По-настоящему, как поэт, я сложился в Новой деревне, в приходе отца Александра Меня, в кругу новых друзей и благодарных слушателей, от которых в литературный салон — в любой, даже к Тарковским, уходить мне не хотелось. Поэтому визиты мои в их дом были эпизодическими, а к концу семидесятых и совсем прекратились. Помню, однажды я пришёл к ним 1 января, кажется, на Садовую, куда они недавно переехали. Оба были в расстроенных чувствах. В коридоре, на полу, лежала зелёная ёлка. Арсений Александрович пребывал у себя на кровати за столиком перед строем зажигалок, Татьяна Алексеевна — у себя, за плотно закрытой дверью. Но всё же мы поставили ёлку и вместе её нарядили. Праздник был реабилитирован.
А однажды, помогая разбирать книги, мне пришлось у них заночевать. Арсений Александрович в трусах, прыгая на одной ноге от постели к книжным полкам и обратно, подавал мне на стремянку книги, которые я водружал на самый верх.
Библиотека у него была колоссальная, и от части книг он хотел освободиться. Пригласили домой книжного спекулянта, известного на чёрном рынке барыгу. Тарковский не торговался, отдавал за цену, которую тот ему называл. Спекулянт положил глаз на прижизненное собрание Блока. Нет, Блок продаже не подлежит, а вот Хлебников — пожалуйста. Семитомник Хлебникова, библиографическая редкость...
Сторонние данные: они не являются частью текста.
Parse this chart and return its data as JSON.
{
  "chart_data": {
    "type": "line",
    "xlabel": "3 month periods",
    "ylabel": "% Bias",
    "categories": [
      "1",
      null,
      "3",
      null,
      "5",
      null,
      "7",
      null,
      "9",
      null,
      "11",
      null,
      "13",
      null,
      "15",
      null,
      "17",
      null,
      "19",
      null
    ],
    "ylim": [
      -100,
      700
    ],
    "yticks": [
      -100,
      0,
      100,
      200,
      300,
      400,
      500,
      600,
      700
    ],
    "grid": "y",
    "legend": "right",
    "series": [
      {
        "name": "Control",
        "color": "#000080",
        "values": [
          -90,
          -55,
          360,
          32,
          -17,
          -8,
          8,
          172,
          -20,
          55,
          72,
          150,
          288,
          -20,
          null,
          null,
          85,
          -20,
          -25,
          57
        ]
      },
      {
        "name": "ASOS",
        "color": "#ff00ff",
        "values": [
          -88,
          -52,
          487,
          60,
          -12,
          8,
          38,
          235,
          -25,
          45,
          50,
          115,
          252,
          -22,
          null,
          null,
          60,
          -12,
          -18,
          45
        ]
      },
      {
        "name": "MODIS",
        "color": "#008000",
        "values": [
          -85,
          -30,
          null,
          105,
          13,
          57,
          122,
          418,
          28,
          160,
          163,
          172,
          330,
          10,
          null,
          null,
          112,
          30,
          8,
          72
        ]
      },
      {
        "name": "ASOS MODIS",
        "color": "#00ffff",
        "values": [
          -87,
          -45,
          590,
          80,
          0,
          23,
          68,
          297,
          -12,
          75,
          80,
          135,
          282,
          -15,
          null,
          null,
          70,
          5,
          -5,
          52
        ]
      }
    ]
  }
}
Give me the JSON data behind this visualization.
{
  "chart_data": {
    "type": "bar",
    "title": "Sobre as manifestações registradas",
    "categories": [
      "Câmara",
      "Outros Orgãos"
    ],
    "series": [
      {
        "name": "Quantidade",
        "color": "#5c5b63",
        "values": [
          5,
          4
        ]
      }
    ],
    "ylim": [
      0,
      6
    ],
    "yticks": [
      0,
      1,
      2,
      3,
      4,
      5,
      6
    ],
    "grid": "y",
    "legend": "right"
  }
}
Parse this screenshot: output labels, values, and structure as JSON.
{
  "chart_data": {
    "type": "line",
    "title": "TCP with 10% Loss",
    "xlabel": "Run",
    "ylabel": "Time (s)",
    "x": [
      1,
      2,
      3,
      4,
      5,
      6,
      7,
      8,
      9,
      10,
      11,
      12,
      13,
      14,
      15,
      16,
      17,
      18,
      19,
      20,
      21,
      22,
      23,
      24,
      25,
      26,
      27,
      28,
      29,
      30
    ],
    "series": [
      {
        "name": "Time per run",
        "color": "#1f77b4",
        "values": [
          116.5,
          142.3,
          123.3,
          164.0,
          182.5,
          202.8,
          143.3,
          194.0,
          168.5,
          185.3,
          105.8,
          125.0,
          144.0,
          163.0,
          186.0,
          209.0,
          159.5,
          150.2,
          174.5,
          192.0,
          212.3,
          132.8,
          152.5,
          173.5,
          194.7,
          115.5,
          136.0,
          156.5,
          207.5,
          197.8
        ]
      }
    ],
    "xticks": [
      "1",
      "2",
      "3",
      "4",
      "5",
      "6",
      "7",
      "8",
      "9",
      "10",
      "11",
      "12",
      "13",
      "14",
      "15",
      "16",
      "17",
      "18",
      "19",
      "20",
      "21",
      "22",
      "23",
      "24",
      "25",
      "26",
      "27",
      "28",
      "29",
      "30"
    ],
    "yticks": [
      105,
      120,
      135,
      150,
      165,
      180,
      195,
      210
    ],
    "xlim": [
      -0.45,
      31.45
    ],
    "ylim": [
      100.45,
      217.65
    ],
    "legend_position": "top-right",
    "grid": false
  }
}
В ночь, когда я у них остался, Арсению Александровичу не спалось. Он достал толстую тетрадь со стихами военной поры и прочитал подряд всё, до последней страницы. В стихах слышался голос раздавленного горем Иова. Тяжкая безысходность. Таких стихов о войне советские поэты не сочиняли. Неопубликованные, конечно. Сколько лет они томились в застенке...
В Новом мире напечатаны воспоминания Юлии Нейман, его сверстницы. В молодости они жили искусством, верностью красоте и мастерству, которые были для них святыней. Ахматова считала тогда, что поэт ни в чём не виноват, «поэтам вообще не пристали грехи». Этика была вынесена за пределы прекрасного. В результате чего и то, и другое стремительно обесценивалось.
1971 г.
Смерть дочери
Женщина толкала впереди себя тележку, на которой громоздилась ржавая железная бочка. Женщина направлялась в лес и на опушке, в двух шагах от дороги, свалила бочку на землю.
— Что же вы гадите у себя под ногами, убиваете лес! — возмутился я.
— А меня сторож погнал, изматерил вдрызг, я её на помойку возила, а он: «Вези обратно, или я тебя...»
Сторож — Михал Михалыч. Его жена прибирает контейнеры с мусором, с железками ей возиться не под силу, набросали целую гору. А тут ещё бочка! Я решил Михал Михалыча приструнить.
Он сидел в задумчивости. Голова его была похожа на прорванный мешок с цементом. Большая, грязно-серая, с мокрыми глазами. Там, где лицо и глаза, мешок прорван и серый цвет вывалился наружу.
Видя его удручённость, спрашиваю:
— Как самочувствие?
— Фуёво.
— Что так? Вроде, трезвый...
— А так, дочь пи-сец...
— Что случилось?
— Да, пи-сец, всё на фуй...
— Под машину попала? — пытаюсь я понять его красноречие.
— Какой, на фуй, под машину! Врач сказал всё, пи-сец, готовься.
После ещё нескольких моих вопросов выяснилось, что его больная дочь — при смерти. Рак. В больницу не берут.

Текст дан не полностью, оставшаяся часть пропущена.